Okay, how does this help us? Well, if we use our previous equation for arrangements, and then remove the arrangement through division we get a new equation... If the number of arrangments, for instance, of 3 cards is 6, then if we divide by that number, we get the number of combinations. Sweet huh? The new equation is C(n, m) = n!/((n-m)!m!) where the m! term counts the number of arrangements.
n = 52
m = 5
52!/(47!5!) = 2598960
I think a lot of people know the equations here, but don't put together the concept of arrangements and combinations and how they are combined to derive the above equation. Timothy Fries came up with a very performant way to compute the above values that I think is very useful. Remember the expansion we did before where a bunch of the terms in the factorials cancelled out? Well, with the new equations, the same cancellations apply, but we now have a small factorial remaining on the bottom. The new expansion is (52*51*50*49*48)/(5*4*3*2*1).
items = 52; int numerator = 1; int denominator = 1;
for(int i = 0; i < picks; i++) { numerator *= (items-i); denominator *= (i+1); }
result = numerator/denominator;
This is great. It emphasizes a single division for performance and only works over the non-cancelled terms. The above method is crucial to Tim's packing routine, which I'm going to cover in a single post, and examine the result spatially with some cool diagrams. To reiterate, the equation C(n, m) is called the combinatorial method and represents the number of unordered selections without repetition.

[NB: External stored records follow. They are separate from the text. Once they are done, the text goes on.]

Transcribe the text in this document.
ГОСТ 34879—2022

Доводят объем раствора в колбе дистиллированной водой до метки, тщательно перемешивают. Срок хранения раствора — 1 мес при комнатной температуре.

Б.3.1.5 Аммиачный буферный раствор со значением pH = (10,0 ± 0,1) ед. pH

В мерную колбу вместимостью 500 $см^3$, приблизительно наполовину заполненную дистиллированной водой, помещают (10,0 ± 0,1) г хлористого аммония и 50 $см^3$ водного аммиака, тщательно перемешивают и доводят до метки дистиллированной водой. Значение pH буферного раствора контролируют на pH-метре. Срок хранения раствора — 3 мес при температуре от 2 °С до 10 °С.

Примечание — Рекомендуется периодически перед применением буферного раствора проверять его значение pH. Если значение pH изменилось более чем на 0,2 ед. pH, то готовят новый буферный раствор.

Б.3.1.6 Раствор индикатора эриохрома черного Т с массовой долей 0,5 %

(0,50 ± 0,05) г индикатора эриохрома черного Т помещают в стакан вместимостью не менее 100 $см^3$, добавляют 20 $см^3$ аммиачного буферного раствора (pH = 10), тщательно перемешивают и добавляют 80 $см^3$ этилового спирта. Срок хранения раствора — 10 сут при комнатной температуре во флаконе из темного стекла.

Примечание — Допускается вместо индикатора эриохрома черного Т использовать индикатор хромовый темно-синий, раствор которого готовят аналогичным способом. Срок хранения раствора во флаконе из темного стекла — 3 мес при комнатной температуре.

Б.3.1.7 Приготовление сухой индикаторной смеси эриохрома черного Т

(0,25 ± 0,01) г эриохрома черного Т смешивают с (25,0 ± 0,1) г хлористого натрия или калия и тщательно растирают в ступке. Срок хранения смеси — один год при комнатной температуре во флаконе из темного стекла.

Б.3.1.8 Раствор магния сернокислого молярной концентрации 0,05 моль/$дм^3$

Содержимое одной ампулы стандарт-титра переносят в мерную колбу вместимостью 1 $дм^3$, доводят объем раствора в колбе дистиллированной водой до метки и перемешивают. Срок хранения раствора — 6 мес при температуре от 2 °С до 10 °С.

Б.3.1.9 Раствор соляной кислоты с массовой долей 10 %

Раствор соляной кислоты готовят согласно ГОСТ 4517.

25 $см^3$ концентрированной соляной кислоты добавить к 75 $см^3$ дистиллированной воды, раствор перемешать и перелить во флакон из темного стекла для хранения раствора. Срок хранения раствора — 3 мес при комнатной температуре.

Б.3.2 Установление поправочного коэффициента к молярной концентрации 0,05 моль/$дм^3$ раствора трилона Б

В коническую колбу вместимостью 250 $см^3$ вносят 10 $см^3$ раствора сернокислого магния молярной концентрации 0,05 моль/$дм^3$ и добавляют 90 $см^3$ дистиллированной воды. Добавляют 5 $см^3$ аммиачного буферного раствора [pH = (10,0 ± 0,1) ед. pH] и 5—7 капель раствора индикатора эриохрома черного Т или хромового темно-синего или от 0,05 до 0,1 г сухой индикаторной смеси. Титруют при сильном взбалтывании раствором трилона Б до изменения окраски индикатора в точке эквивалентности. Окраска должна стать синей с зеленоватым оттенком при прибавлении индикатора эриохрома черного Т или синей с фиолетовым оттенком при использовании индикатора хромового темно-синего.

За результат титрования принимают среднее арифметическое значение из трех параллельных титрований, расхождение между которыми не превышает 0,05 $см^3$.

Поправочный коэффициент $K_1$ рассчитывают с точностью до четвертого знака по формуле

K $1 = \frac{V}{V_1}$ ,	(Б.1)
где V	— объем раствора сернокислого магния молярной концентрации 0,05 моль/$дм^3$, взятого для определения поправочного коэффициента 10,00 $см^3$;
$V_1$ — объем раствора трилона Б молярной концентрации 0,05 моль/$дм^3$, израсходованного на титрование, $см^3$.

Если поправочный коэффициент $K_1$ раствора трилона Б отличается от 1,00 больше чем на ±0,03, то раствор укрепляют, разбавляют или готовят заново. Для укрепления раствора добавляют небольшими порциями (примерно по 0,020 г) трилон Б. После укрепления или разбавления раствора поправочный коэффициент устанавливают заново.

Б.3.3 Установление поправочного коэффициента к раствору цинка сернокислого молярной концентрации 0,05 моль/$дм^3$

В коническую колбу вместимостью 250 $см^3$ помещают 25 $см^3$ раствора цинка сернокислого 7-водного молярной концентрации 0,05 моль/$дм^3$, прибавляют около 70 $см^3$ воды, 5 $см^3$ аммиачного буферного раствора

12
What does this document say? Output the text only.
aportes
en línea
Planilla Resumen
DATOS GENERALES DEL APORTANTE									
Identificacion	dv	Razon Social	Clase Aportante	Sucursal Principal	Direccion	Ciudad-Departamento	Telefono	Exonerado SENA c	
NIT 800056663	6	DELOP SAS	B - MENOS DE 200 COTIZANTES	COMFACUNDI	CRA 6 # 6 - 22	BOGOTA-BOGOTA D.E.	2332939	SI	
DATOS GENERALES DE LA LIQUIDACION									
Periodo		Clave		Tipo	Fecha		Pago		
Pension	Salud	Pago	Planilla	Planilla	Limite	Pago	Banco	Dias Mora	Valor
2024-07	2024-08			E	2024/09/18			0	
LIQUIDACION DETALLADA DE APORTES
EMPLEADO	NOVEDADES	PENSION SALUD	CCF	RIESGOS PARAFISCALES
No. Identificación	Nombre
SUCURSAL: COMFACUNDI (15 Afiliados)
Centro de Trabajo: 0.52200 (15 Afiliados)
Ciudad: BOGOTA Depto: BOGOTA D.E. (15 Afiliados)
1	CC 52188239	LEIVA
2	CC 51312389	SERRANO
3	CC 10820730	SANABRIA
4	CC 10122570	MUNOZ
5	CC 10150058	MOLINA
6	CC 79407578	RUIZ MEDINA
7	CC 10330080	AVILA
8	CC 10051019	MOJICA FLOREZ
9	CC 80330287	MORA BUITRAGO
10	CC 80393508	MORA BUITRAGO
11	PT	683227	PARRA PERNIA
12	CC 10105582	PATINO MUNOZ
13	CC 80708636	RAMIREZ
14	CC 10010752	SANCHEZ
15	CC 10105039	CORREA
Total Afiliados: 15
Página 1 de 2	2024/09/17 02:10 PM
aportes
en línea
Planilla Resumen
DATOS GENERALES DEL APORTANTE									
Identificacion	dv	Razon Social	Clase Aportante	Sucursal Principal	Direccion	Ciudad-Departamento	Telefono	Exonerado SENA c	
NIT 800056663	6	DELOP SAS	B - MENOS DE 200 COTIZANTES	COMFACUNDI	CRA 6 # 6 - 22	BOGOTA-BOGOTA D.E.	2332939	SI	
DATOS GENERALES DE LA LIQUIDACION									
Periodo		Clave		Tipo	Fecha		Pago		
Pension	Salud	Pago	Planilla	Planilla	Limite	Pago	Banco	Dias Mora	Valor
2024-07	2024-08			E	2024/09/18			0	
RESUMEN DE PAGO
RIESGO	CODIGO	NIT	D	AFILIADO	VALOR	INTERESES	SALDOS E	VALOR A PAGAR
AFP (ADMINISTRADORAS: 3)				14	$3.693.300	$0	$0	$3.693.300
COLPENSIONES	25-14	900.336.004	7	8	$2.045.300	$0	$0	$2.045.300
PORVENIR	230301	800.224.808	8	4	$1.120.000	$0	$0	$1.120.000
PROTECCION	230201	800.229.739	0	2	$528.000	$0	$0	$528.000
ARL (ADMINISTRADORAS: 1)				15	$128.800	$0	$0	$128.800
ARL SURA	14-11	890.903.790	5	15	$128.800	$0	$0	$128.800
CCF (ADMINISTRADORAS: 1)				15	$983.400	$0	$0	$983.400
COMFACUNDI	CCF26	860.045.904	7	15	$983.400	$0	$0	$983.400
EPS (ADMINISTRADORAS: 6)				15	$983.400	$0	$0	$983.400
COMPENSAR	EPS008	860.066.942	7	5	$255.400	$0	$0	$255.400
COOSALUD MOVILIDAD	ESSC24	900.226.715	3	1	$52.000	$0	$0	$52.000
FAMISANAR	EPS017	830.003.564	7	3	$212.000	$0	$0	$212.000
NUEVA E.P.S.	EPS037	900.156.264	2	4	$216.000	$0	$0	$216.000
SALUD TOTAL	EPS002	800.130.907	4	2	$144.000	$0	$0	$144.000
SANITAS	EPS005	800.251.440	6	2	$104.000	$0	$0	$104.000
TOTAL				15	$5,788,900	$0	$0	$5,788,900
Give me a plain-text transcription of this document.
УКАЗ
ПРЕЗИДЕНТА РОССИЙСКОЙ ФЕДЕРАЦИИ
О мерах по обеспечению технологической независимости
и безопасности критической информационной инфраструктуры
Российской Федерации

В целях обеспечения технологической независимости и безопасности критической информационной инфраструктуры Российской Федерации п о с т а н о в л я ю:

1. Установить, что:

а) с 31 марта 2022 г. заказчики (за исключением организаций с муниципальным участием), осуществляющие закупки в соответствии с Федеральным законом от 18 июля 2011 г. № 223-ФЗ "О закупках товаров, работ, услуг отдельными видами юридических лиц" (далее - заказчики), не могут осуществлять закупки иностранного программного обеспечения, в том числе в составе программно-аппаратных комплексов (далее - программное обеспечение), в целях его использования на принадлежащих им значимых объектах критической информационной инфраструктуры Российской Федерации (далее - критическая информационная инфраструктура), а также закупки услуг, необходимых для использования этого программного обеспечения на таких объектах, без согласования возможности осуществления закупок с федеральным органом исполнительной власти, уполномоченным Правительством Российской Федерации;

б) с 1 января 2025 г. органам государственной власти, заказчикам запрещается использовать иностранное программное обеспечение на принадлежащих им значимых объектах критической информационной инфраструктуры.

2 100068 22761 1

Suit Combinations for 5 Cards
We have 5 cards in our hand, and each card has a suit. If we add up the counts of each suit, how many different combinations will we come up with. We are allowed to pick suits multiple times (aka counting), and the order of the suits doesn't matter. We need to extend our previous equation to allow repeated selection of the same suit.
n = 4
m = 5
C(n + m - 1, m) = C(4 + 5 - 1, 4) = C(8, 5)
8!/(5!3!) = (8*7*6)/(3*2) = 8*7 = 56
You can use this method for quite a few different counting routines. Another abstraction might be with scoring a game. You can count the number of possible scores that might exists if say 5 people are going to split 6 points between them. Trivial combinations exist where a single player accrues all 6 points. You have 6 of those, and then you start getting to the partioning where 1 player has 5, and you pass the single remaining point between 4 other players. There are 4*5 of these, etc.., etc...
n = 5
m = 6
C(n + m - 1, m) = C(5 + 6 - 1, 6) = C(10, 6)
10!/(6!4!) = 210
// If we do something smaller we can verify the results.
n = 5, m = 2
20000, 02000, 00200, 00020, 00002
11000, 10100, 10010, 10001
01100, 01010, 01001
00110, 00101
00011 = 5+4+3+2+1 = 15
C(6, 2) = 6!/(4!2!) = (6*5)/2 = 15
Picking the Correct Equation
Sometimes picking the correct equation to examine the possibilities is quite hard. We saw that there are at least 2 equations for representing a poker hand, one more compact than another. The best way to test would be simulating a smaller example that you can work and expand by hand to verify the equation matches the results. If it does, you might have a winner. Run a few more expansions just to make sure.